Il primo impiego ufficiale dell’ aqua ardens fu in medicina, e come conseguenza, monopolio degli speziali depositari del segreto della produzione, che la vendevano per sanare piaghe, curare ferite e persino come collirio, insomma un toccasana dovunque ci fosse infezione.

Ma poi… qualche farmacista goloso del tempo dev’essersi chiesto se l’aqua ardens potesse essere anche bevuta, e fattane la prova… in corpore vili, ne siamo certi, la promosse ad aqua vitae, visti i risultati meravigliosi. L’impiego è già attestato da fra’ Savonarola, certamente uno dei primi liquoristi italiani (sec. XV), che la chiama aqua ardens composita.

Per rendere l’acquavite bevibile, considerato lo scarso grado di purificazione del distillato, bisognava mascherarne il cattivo sapore, ed ecco venire in soccorso allo speziale del tempo la sua tecnica farmaceutica!

Ciò che aiutava a migliorare i sapori orribili delle medicine dei colleghi medievali e rinascimentali, aiutava anche a coprire il sapore di un alcool non proprio buongusto. I farmacisti di allora, oltretutto erano anche venditori dello zucchero, il carissimo prodotto importato dal Levante già dall’epoca delle crociate. Quando il prezzo calò per la maggiore disponibilità di materia prima, ecco che gli speziali si trovarono in bottega a buon mercato tutto l’occorrente del liquorista, alcool, zucchero, erbe e spezie.
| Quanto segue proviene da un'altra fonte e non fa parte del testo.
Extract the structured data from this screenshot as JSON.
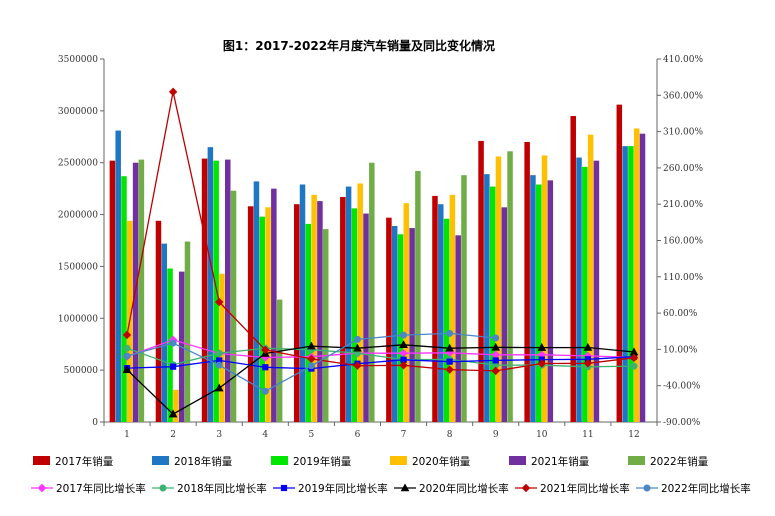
{
  "chart_data": {
    "type": "bar",
    "title": "图1：2017-2022年月度汽车销量及同比变化情况",
    "categories": [
      "1",
      "2",
      "3",
      "4",
      "5",
      "6",
      "7",
      "8",
      "9",
      "10",
      "11",
      "12"
    ],
    "y_left": {
      "min": 0,
      "max": 3500000,
      "step": 500000,
      "ticks": [
        "0",
        "500000",
        "1000000",
        "1500000",
        "2000000",
        "2500000",
        "3000000",
        "3500000"
      ]
    },
    "y_right": {
      "min": -90,
      "max": 410,
      "step": 50,
      "ticks": [
        "-90.00%",
        "-40.00%",
        "10.00%",
        "60.00%",
        "110.00%",
        "160.00%",
        "210.00%",
        "260.00%",
        "310.00%",
        "360.00%",
        "410.00%"
      ]
    },
    "series": [
      {
        "name": "2017年销量",
        "color": "#C00000",
        "values": [
          2520000,
          1940000,
          2540000,
          2080000,
          2100000,
          2170000,
          1970000,
          2180000,
          2710000,
          2700000,
          2950000,
          3060000
        ]
      },
      {
        "name": "2018年销量",
        "color": "#1F77C4",
        "values": [
          2810000,
          1720000,
          2650000,
          2320000,
          2290000,
          2270000,
          1890000,
          2100000,
          2390000,
          2380000,
          2550000,
          2660000
        ]
      },
      {
        "name": "2019年销量",
        "color": "#00E600",
        "values": [
          2370000,
          1480000,
          2520000,
          1980000,
          1910000,
          2060000,
          1810000,
          1960000,
          2270000,
          2290000,
          2460000,
          2660000
        ]
      },
      {
        "name": "2020年销量",
        "color": "#FFC000",
        "values": [
          1940000,
          310000,
          1430000,
          2070000,
          2190000,
          2300000,
          2110000,
          2190000,
          2560000,
          2570000,
          2770000,
          2830000
        ]
      },
      {
        "name": "2021年销量",
        "color": "#7030A0",
        "values": [
          2500000,
          1450000,
          2530000,
          2250000,
          2130000,
          2010000,
          1870000,
          1800000,
          2070000,
          2330000,
          2520000,
          2780000
        ]
      },
      {
        "name": "2022年销量",
        "color": "#70AD47",
        "values": [
          2530000,
          1740000,
          2230000,
          1180000,
          1860000,
          2500000,
          2420000,
          2380000,
          2610000,
          null,
          null,
          null
        ]
      }
    ],
    "line_series": [
      {
        "name": "2017年同比增长率",
        "color": "#FF33FF",
        "marker": "diamond",
        "values": [
          0.2,
          23.1,
          4.4,
          -1.2,
          -0.1,
          4.7,
          4.8,
          5.3,
          2.6,
          2.6,
          1.0,
          -1.0
        ]
      },
      {
        "name": "2018年同比增长率",
        "color": "#3CB371",
        "marker": "circle",
        "values": [
          11.6,
          -11.1,
          4.7,
          11.5,
          9.6,
          4.8,
          -4.0,
          -3.8,
          -11.6,
          -11.7,
          -13.9,
          -13.0
        ]
      },
      {
        "name": "2019年同比增长率",
        "color": "#0000FF",
        "marker": "square",
        "values": [
          -15.8,
          -13.8,
          -5.2,
          -14.6,
          -16.4,
          -9.7,
          -4.3,
          -6.9,
          -5.2,
          -4.0,
          -3.6,
          -0.1
        ]
      },
      {
        "name": "2020年同比增长率",
        "color": "#000000",
        "marker": "triangle",
        "values": [
          -18.0,
          -79.1,
          -43.3,
          4.4,
          14.5,
          11.6,
          16.4,
          11.6,
          12.8,
          12.5,
          12.6,
          6.4
        ]
      },
      {
        "name": "2021年同比增长率",
        "color": "#C00000",
        "marker": "diamond",
        "values": [
          29.9,
          364.8,
          75.3,
          9.3,
          -3.1,
          -12.4,
          -11.9,
          -17.8,
          -19.6,
          -9.4,
          -9.1,
          -1.6
        ]
      },
      {
        "name": "2022年同比增长率",
        "color": "#4A86C8",
        "marker": "circle",
        "values": [
          0.9,
          18.7,
          -11.7,
          -47.6,
          -12.6,
          23.8,
          29.7,
          32.1,
          25.7,
          null,
          null,
          null
        ]
      }
    ]
  }
}
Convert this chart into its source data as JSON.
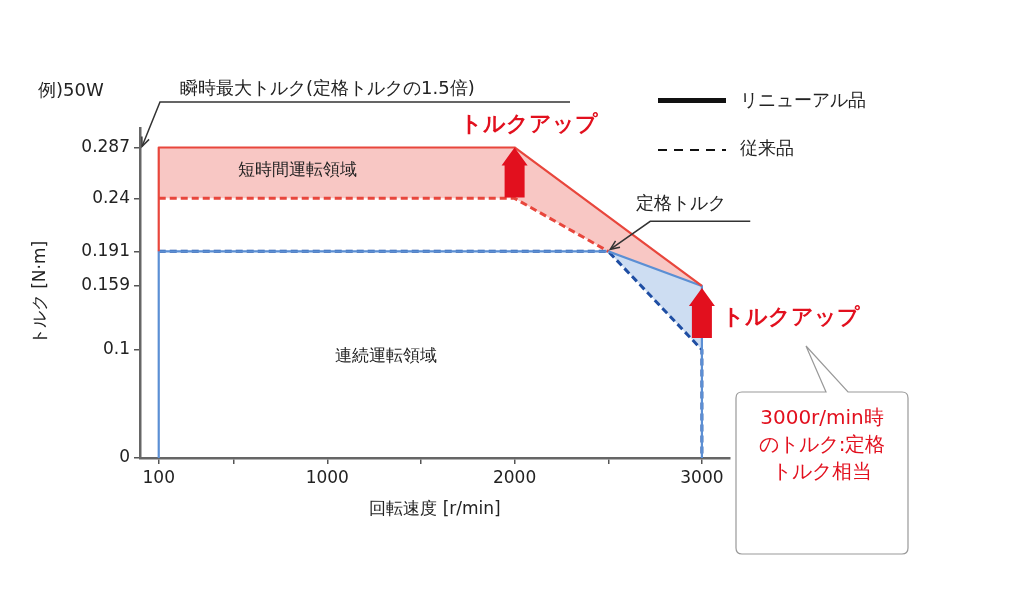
{
  "chart_data": {
    "type": "line",
    "xlabel": "回転速度 [r/min]",
    "ylabel": "トルク [N·m]",
    "xlim": [
      0,
      3150
    ],
    "ylim": [
      0,
      0.305
    ],
    "xticks": [
      100,
      {
        "value": 500,
        "label": null
      },
      1000,
      {
        "value": 1500,
        "label": null
      },
      2000,
      {
        "value": 2500,
        "label": null
      },
      3000
    ],
    "yticks": [
      0,
      0.1,
      0.159,
      0.191,
      0.24,
      0.287
    ],
    "grid": false,
    "marker": "none",
    "series": [
      {
        "color": "#e8463c",
        "line_style": "solid",
        "x": [
          100,
          100,
          2000,
          2500,
          3000
        ],
        "values": [
          0.191,
          0.287,
          0.287,
          0.223,
          0.159
        ],
        "upper": [
          0.191,
          0.287,
          0.287,
          0.223,
          0.159
        ],
        "lower": [
          0.191,
          0.24,
          0.24,
          0.191,
          0.159
        ]
      },
      {
        "color": "#e8463c",
        "line_style": "dashed",
        "x": [
          100,
          2000,
          2500
        ],
        "values": [
          0.24,
          0.24,
          0.191
        ]
      },
      {
        "color": "#5b8fd4",
        "line_style": "solid",
        "x": [
          100,
          100,
          2500,
          3000,
          3000
        ],
        "values": [
          0,
          0.191,
          0.191,
          0.159,
          0
        ],
        "upper": [
          0,
          0.191,
          0.191,
          0.159,
          0
        ],
        "lower": [
          0,
          0.191,
          0.191,
          0.1,
          0
        ]
      },
      {
        "color": "#1f4ea3",
        "line_style": "dashed",
        "x": [
          100,
          2500,
          3000,
          3000
        ],
        "values": [
          0.191,
          0.191,
          0.1,
          0
        ]
      }
    ],
    "annotations": [
      "例)50W",
      "瞬時最大トルク(定格トルクの1.5倍)",
      {
        "text": "トルクアップ",
        "x": 2000,
        "y": 0.287
      },
      {
        "text": "定格トルク",
        "x": 2500,
        "y": 0.191
      },
      {
        "text": "トルクアップ",
        "x": 3000,
        "y": 0.159
      },
      "3000r/min時のトルク:定格トルク相当",
      "短時間運転領域",
      "連続運転領域",
      "リニューアル品",
      "従来品"
    ]
  }
}
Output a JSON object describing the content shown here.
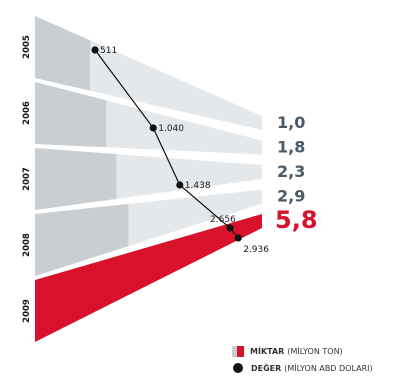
{
  "chart_data": {
    "type": "line",
    "categories": [
      "2005",
      "2006",
      "2007",
      "2008",
      "2009"
    ],
    "series": [
      {
        "name": "MİKTAR (MİLYON TON)",
        "values": [
          1.0,
          1.8,
          2.3,
          2.9,
          5.8
        ],
        "labels": [
          "1,0",
          "1,8",
          "2,3",
          "2,9",
          "5,8"
        ]
      },
      {
        "name": "DEĞER (MİLYON ABD DOLARI)",
        "values": [
          511,
          1040,
          1438,
          2656,
          2936
        ],
        "labels": [
          "511",
          "1.040",
          "1.438",
          "2.656",
          "2.936"
        ]
      }
    ],
    "highlight_index": 4,
    "colors": {
      "band": "#e4e8eb",
      "band_dark": "#c9ced3",
      "highlight": "#d8122a",
      "quantity_text": "#4a5a68",
      "line": "#111111"
    }
  },
  "legend": {
    "quantity_bold": "MİKTAR",
    "quantity_rest": "(MİLYON TON)",
    "value_bold": "DEĞER",
    "value_rest": "(MİLYON ABD DOLARI)"
  }
}
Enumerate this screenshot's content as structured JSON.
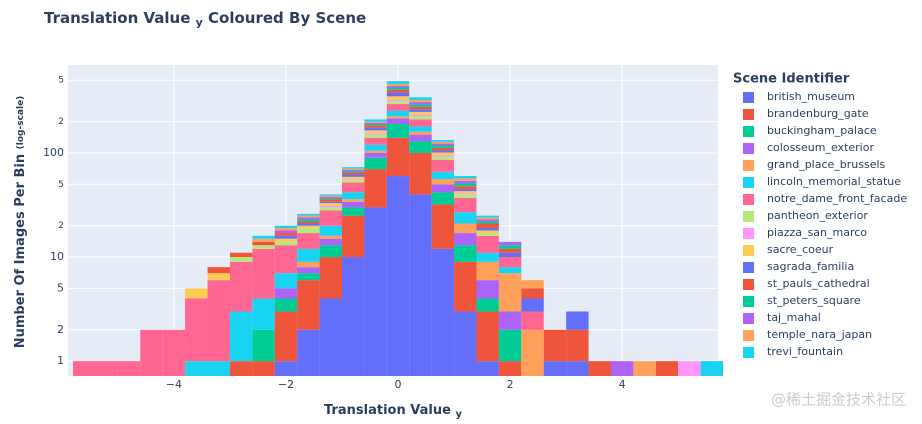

Gli unici e temibili concorrenti furono i loro colleghi operanti nelle farmacie dei monasteri, che però praticavano l’arte liquoristica da più lungo tempo.

Per prima cosa il saporaccio dell’alcool fu corretto con infusioni di vegetali aromatici e poi addolcito con zucchero, infine colorato.

La Chartreuse, tra i pochi liquori ancora in commercio di origine conventuale

Cosi nacquero i liquori. Tutti. Dalla nostra Arte, la Magnifica.

Dapprima furono usati come veicolo di principi medicinali ricavati dalle tinture delle droghe, poi sempre più ab-usati dal pubblico per piacere, grazie allo squisito sapore dei prodotti. Ancora oggi i liquori più in uso sono nipoti e pronipoti di qualche intruglio inventato da monaci e speziali. Amari, centerbe, ratafià, rosoli, chartreuse, vespetrò, assenzio, alchermes, le composizioni più raffinate sono sempre uscite dalle mani di qualche farmacista liquorista italiano, e subito esportate con successo in ogni Corte o monastero d’Europa. All’origine di quasi tutti i liquori raffinati francesi c’è qualche ricetta portata dal seguito di Caterina de’ Medici, che si era preoccupata di trasferire oltralpe il fasto delle corti italiane.

Più tardi l’uso entrò nella medicina e nella pratica popolare, ma con netta perdita di complessità: a questa categoria appartengono infusioni semplici come i nocini, i limoncelli, ed i vari liquori alle erbe di fattura casalinga che ancora oggi molte famiglie confezionano.

Ancora in pieno 1600, il liquore di maggior successo alla corte del Re Sole era il Parfait Amour, un’infusione di fiori tra le più antiche di Francia, di origine della Linguadoca, in cui petali di rose e violette, camomilla, spezie dolci come coriandolo cannella e vaniglia, davano una mistura alquanto sciropposa e colorata di rosa. Qualcosa di simile viene ancora prodotto oggi con lo stesso nome da alcune aziende francesi ed olandesi.

I distillati entrarono nell’uso comune verso il tardo 1600 quando l’industria del cognac e degli altri brandy cominciò a svilupparsi grazie alla tecnica ed alla sete degli Olandesi, i primi a perfezionare l’alambicco medievale per produrre il loro jenever. Da qui il successo fu inarrestabile, dapprima fra il popolino, per dimenticare dolori e vita grama, e poi, dal 1700, perfezionate le tecniche di produzione, i distillati si imposero sui liquori anche nelle classi alte.

Oggi, cambiate le mode, le star sono vodka e cocktail (purtroppo).